Hey there, time traveller!
This article was published 14/3/2014 (1225 days ago), so information in it may no longer be current.
WINNIPEG — Here’s to you, 1956.
That was the last year the province’s liquor laws got a major revision, and effective April 1, they will change again.
After about three years of discussions and consultations, how Manitobans buy and consume alcohol in the province’s restaurants, lounges and nightclubs will be updated to how the world operates in 2014.
“The last time the Liquor Act was changed was in 1956,” Dave Chomiak, the minister responsible for the Liquor and Gaming Authority of Manitoba, said Friday. “That was before colour TV.”
What will change for consumers is that there will be a lot fewer restrictions — not as many as restaurant industry wanted, but they’re still happy — for licensed operations. There will also be more live-music venues added under the new rules.
Manitobans will see a test run of that during the final week of March when the Juno Awards come to Winnipeg. From March 24 to 30, alcohol-serving hours can be extended and special permits will be offered to restaurants that wish to operate as live music venues after 8 p.m. and hotel beverage rooms that want to open up live shows to minors.
What will change for the industry is a lot less red tape and duplication of government licensing and inspections, some which were implemented Jan. 1.
Driving these changes is the creation of the Liquor and Gaming Authority of Manitoba (LGA). It brings regulatory oversight for liquor and gambling under one roof and creates a single inspection process and single application to serve liquor and licence video lottery terminals.
“The new regulations go a long way to putting everyone on equal footing,” said Jim Baker, president and chief executive officer of the Manitoba Hotel Association.
For organizers of socials, there will be a single online application for liquor and raffle permits and the outdated bottle limits and quotas will be eliminated.
“You’re not going to have to pretend to raffle off perfume bottles,” Chomiak said. “People were trying to get around obscure rules that were developed in the 1930s and ’40s that we still don’t understand.”
The province also said the revised rules also emphasize responsible drinking and public safety. It includes giving police new powers to seize alcohol from chronic party houses and boot gang members out of bars and restaurants despite no crimes being committed.
“Don’t worry. Your Christmas parties will not be shut down because they are rowdy,” LGA chief administrative officer Elizabeth Stephenson said. “It’s in dealing with the chronic places that we really want to get to the heart of and ensure safety and security in people’s neighbourhoods.”
Scott Jocelyn, executive director of the Manitoba Restaurant and Food Services Association, said the changes are welcome by the industry, but more can still be done in a fast-changing and competitive environment.
“For an operator, there is nothing more frustrating than not being able to meet a simple request from a customer because outdated legislation doesn’t allow it,” Jocelyn said.
Jocelyn and Restaurants Canada spokesman Dwayne Marling said their discussions with the province will continue to further eliminate restrictive regulations, such as how much space a smaller restaurant must set aside for food service only.

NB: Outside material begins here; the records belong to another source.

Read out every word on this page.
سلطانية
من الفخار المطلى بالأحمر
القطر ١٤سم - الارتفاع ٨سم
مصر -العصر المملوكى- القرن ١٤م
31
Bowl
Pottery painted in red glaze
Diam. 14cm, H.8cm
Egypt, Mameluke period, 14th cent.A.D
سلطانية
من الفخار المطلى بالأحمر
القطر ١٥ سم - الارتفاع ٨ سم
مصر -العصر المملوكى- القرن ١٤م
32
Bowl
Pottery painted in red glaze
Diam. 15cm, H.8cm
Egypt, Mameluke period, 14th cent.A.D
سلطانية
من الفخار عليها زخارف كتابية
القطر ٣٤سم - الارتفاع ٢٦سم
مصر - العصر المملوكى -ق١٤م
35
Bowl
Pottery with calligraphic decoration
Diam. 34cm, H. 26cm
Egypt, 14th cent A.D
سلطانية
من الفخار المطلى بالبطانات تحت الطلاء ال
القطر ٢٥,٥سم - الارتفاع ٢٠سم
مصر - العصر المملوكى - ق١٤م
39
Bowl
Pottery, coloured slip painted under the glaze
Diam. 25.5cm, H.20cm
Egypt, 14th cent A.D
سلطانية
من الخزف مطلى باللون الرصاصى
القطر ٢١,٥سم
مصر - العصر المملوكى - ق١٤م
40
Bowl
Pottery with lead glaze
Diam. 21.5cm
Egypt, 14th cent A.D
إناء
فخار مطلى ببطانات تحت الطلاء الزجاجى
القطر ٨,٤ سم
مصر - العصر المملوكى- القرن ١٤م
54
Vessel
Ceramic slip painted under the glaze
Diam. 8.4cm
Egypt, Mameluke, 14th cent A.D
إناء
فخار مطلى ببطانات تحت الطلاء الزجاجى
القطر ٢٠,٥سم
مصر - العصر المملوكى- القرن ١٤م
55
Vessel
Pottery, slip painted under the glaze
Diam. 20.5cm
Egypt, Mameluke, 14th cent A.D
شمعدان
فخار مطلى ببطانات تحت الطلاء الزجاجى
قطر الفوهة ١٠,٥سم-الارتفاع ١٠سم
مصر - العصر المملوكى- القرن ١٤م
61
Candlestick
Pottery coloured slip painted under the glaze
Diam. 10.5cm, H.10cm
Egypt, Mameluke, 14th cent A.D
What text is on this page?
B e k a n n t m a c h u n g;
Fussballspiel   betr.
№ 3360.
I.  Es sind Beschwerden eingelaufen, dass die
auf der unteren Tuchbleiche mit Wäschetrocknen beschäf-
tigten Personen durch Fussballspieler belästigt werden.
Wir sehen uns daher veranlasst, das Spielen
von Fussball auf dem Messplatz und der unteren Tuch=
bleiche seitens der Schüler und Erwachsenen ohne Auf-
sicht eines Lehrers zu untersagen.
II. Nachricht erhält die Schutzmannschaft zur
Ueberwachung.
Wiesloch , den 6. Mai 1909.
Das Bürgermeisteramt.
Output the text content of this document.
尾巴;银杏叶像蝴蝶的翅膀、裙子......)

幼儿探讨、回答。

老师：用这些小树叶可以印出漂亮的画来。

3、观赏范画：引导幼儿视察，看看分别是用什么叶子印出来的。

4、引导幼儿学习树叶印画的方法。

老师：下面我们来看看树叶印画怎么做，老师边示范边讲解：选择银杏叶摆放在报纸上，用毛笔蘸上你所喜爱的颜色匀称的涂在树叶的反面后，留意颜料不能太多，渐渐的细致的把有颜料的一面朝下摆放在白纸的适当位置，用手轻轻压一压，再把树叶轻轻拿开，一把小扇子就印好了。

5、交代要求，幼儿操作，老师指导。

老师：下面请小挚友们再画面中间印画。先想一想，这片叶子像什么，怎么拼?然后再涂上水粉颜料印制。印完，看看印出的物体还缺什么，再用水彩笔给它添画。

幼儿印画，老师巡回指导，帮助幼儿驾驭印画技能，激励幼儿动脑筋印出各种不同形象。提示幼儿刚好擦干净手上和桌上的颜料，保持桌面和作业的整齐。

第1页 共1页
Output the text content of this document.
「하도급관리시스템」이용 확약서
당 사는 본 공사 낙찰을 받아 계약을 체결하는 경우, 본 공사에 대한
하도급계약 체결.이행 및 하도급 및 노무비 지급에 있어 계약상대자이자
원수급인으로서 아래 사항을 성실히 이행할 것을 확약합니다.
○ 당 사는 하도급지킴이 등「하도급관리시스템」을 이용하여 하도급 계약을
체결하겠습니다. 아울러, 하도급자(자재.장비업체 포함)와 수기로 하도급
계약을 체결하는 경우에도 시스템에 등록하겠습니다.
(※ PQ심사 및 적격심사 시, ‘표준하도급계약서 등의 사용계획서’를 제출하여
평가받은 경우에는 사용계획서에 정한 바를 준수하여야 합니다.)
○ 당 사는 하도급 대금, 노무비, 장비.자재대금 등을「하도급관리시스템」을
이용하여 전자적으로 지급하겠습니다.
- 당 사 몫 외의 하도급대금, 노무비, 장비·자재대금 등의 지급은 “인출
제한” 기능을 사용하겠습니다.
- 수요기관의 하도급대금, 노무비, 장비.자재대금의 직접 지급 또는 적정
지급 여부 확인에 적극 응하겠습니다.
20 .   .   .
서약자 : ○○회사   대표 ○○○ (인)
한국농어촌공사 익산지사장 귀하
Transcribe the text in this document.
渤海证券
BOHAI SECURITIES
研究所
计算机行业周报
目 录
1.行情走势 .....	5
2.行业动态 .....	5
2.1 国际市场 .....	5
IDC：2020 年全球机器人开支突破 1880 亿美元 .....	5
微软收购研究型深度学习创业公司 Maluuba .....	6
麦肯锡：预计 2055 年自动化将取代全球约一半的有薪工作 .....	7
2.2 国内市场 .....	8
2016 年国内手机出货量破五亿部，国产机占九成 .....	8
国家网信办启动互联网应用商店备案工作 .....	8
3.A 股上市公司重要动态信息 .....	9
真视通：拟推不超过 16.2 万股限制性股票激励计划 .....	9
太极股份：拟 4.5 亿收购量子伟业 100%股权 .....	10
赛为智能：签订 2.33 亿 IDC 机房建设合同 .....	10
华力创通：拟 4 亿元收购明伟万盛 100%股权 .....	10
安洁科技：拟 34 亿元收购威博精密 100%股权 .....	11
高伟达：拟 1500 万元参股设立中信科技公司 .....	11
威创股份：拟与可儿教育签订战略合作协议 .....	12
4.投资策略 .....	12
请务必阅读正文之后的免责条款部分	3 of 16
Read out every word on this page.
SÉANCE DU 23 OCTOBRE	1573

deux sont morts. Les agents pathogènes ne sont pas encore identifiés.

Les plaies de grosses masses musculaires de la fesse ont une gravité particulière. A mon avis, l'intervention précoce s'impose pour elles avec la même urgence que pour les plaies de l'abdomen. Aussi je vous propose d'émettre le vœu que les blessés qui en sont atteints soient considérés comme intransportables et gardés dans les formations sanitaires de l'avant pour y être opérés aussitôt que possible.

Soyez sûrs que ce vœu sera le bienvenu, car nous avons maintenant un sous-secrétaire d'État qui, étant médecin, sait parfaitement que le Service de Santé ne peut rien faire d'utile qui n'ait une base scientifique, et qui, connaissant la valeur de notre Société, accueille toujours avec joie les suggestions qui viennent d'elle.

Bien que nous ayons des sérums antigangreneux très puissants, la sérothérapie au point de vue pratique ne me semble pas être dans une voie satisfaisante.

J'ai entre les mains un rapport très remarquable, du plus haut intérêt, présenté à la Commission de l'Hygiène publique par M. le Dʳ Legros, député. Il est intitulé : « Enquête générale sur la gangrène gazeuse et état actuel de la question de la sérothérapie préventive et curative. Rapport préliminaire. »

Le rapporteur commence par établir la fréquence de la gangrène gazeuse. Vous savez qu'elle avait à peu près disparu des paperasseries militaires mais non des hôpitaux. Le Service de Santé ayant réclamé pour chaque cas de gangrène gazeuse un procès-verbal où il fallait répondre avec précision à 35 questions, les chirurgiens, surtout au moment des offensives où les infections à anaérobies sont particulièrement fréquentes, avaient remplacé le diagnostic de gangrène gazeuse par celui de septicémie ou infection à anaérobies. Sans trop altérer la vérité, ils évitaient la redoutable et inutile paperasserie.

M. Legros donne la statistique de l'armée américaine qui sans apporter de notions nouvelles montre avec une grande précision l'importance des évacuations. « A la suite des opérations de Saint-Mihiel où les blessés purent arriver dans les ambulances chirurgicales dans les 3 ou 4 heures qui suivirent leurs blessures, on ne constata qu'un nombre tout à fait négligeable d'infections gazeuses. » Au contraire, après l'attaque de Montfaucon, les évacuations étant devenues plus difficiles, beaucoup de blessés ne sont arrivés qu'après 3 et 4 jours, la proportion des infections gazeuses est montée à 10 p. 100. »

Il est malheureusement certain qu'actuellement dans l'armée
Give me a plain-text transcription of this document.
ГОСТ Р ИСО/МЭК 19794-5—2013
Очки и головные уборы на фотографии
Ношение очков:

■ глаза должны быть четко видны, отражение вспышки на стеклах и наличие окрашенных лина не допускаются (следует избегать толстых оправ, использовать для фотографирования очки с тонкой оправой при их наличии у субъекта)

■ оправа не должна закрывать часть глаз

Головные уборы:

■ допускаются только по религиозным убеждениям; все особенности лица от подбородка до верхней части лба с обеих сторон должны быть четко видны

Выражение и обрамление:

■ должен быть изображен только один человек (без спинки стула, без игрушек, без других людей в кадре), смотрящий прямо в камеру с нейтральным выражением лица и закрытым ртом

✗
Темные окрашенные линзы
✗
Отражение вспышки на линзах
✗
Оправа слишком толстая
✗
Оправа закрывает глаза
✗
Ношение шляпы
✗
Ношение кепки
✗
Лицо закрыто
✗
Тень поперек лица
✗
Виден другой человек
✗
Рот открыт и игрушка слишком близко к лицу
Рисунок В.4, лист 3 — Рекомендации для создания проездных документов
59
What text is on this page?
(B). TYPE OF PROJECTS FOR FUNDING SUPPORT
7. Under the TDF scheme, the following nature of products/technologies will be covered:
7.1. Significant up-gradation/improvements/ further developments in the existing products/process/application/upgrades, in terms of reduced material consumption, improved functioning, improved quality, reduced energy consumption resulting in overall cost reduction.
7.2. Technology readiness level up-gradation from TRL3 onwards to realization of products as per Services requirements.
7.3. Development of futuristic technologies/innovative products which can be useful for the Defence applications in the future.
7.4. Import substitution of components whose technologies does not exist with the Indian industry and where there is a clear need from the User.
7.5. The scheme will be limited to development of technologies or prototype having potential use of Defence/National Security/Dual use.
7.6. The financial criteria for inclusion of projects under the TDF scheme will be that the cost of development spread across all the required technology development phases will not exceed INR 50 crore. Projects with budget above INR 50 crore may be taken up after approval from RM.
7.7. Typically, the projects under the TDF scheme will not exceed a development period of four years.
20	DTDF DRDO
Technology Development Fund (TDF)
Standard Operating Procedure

“To me, it’s the confusion to the customer,” Jocelyn said. “It’s you going out and not understanding why you can’t sit on that side and not have to order any food. For us, to have to explain that, it’s kind of like you walking into my house and not being treated like they want you want to treated.”
Marling said the new rules also recognize that bar hours can be extended not only for a Manitoba event, like the Junos, but other events of significance no matter where they’re taking place, such as last month’s Olympic men’s hockey gold-medal game.
“The gold-medal game worked,” Marling said. “Ninety-four places opened. No problems. It worked and it worked well. There were no issues. It proved that we are indeed as mature a society we think we are.”
Stephenson said another new aspect is that salons, spas and art galleries will also be able to serve alcohol, in keeping with what provinces like Ontario and Saskatchewan already allow.
“We don’t expect a salon to run to run a full kitchen, but they will be required to have snacks available — granola bars, cheese and crackers, nuts,” she said.